I wasn’t too far off.  The first thing the lead flight attendant said on the intercom was “let’s get this party started.”  He then told us that our airplane was his “second-favorite kind” of flying machine, the first being a spaceship.


But the real highlight was the safety instructional video, which simultaneously said all the things airlines are legally required to say—about how to pull tabs to tighten an oxygen mask, a warning to that guy who was thinking about tampering with the smoke detector in the bathroom—while simultaneously sending up those videos.  It’s not just the lines themselves, like, “for the .001% of you who have never seen a seatbelt before.”  There’s also the sarcastic tone of the narrator, whose every sentence drips with disdain, seemingly asking us, “Can you believe we have to tell you this again?  In fact, why are you even listening?”  Wild Brain’s artful illustrations, which look like New Yorker cartoons in motion, are also great in that they make the personality-less figures who usually populate these videos into real human beings with improbable flying-related foibles.  My favorite was the nun with the arsenal of sophisticated personal electronic devices she didn’t want to turn off.
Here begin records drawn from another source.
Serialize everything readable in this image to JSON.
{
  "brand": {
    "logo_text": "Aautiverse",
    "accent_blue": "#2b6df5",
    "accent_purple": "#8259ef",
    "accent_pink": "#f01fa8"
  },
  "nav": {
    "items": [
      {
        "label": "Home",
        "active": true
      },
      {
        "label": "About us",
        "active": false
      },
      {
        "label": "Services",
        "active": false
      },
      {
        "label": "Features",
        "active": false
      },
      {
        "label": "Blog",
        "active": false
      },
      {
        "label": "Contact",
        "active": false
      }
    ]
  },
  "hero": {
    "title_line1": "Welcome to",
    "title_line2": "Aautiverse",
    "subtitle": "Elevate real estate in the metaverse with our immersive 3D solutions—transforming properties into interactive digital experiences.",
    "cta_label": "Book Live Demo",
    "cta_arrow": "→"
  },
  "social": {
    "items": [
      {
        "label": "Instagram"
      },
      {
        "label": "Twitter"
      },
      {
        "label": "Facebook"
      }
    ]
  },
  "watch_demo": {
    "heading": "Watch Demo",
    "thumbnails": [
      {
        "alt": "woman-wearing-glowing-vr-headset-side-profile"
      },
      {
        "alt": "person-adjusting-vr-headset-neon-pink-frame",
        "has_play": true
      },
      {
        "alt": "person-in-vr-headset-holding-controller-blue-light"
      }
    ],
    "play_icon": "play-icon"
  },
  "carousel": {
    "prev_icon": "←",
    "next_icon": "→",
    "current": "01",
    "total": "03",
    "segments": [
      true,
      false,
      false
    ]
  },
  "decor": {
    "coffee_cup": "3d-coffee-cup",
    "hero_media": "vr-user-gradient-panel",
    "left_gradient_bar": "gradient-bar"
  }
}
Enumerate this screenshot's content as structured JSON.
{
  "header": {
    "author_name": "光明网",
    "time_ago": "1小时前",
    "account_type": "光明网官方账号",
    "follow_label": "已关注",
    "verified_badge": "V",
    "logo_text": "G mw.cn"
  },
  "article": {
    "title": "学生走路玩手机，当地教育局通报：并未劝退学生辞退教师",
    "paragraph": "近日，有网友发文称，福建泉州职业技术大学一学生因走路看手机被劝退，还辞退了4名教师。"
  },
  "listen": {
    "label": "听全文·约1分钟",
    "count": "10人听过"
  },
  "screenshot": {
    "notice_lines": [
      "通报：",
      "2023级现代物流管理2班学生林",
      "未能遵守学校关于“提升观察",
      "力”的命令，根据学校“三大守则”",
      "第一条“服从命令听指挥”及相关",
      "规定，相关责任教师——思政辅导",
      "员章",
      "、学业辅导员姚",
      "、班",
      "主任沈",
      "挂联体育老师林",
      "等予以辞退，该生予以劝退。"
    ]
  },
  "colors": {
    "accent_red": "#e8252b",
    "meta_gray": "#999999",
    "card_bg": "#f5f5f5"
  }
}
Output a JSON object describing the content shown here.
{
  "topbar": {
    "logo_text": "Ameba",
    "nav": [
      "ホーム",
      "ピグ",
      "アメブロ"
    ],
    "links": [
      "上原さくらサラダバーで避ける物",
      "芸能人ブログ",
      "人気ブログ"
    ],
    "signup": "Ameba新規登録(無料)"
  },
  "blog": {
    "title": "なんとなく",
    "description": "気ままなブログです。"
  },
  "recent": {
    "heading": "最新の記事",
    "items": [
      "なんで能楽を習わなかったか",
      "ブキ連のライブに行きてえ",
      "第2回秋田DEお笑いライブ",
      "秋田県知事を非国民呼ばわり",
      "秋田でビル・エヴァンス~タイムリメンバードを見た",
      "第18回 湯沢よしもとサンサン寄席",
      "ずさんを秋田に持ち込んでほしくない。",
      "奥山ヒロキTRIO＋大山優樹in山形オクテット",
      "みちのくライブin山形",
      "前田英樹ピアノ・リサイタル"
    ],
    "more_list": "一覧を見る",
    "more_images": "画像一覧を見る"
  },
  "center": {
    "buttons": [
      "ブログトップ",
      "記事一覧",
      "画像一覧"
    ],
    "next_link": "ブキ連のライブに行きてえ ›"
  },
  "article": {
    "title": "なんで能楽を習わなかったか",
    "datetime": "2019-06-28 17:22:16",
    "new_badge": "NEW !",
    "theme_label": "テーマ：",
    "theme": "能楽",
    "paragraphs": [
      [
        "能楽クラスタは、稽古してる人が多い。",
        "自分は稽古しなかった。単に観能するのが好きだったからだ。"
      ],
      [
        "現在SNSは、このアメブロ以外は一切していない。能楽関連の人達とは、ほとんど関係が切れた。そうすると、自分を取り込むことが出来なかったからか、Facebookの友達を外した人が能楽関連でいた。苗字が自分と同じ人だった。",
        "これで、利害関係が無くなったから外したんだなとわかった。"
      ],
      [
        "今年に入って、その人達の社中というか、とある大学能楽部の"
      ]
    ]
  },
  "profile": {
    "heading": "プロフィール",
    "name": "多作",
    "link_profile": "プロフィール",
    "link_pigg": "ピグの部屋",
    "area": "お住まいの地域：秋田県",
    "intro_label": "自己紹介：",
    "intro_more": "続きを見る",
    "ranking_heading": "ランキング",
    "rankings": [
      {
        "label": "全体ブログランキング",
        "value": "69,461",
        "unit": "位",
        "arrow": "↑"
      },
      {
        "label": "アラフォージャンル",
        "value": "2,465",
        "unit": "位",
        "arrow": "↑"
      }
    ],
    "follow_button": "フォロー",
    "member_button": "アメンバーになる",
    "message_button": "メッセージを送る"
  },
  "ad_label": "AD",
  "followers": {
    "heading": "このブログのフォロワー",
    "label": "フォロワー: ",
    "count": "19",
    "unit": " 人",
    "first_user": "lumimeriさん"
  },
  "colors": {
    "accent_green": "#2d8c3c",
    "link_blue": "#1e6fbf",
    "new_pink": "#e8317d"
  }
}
The whole tone was very knowing, even a little presumptuous and smug in the way it assumed its audience consisted of experienced fliers, all insiders to the joke.  I wonder how many passengers on the average flight are flying for the first time, or at least pretty inexperienced.  I wonder if anyone has ever complained to Virgin about the snark.

Insensitive insider that I am, I like it.  Virgin clearly recognizes who its target audience is—I wasn’t the only one who was smiling—which is more than I can say for a lot of theaters.  It’s also a clever, original way of bringing artistic vision where it hitherto hadn’t existed.  But most of all, I like the suggestion that this whole traveling experience—the stuff the flight attendants say, the way we’re corralled like animals, and even, if you’ll permit a stretch, the security routine—is nothing but a charade.

You could say I’m reading too much into this (or that I’m four years late in writing this), but it’s probably no wonder that this concept came from an airline that’s also owned by a record company.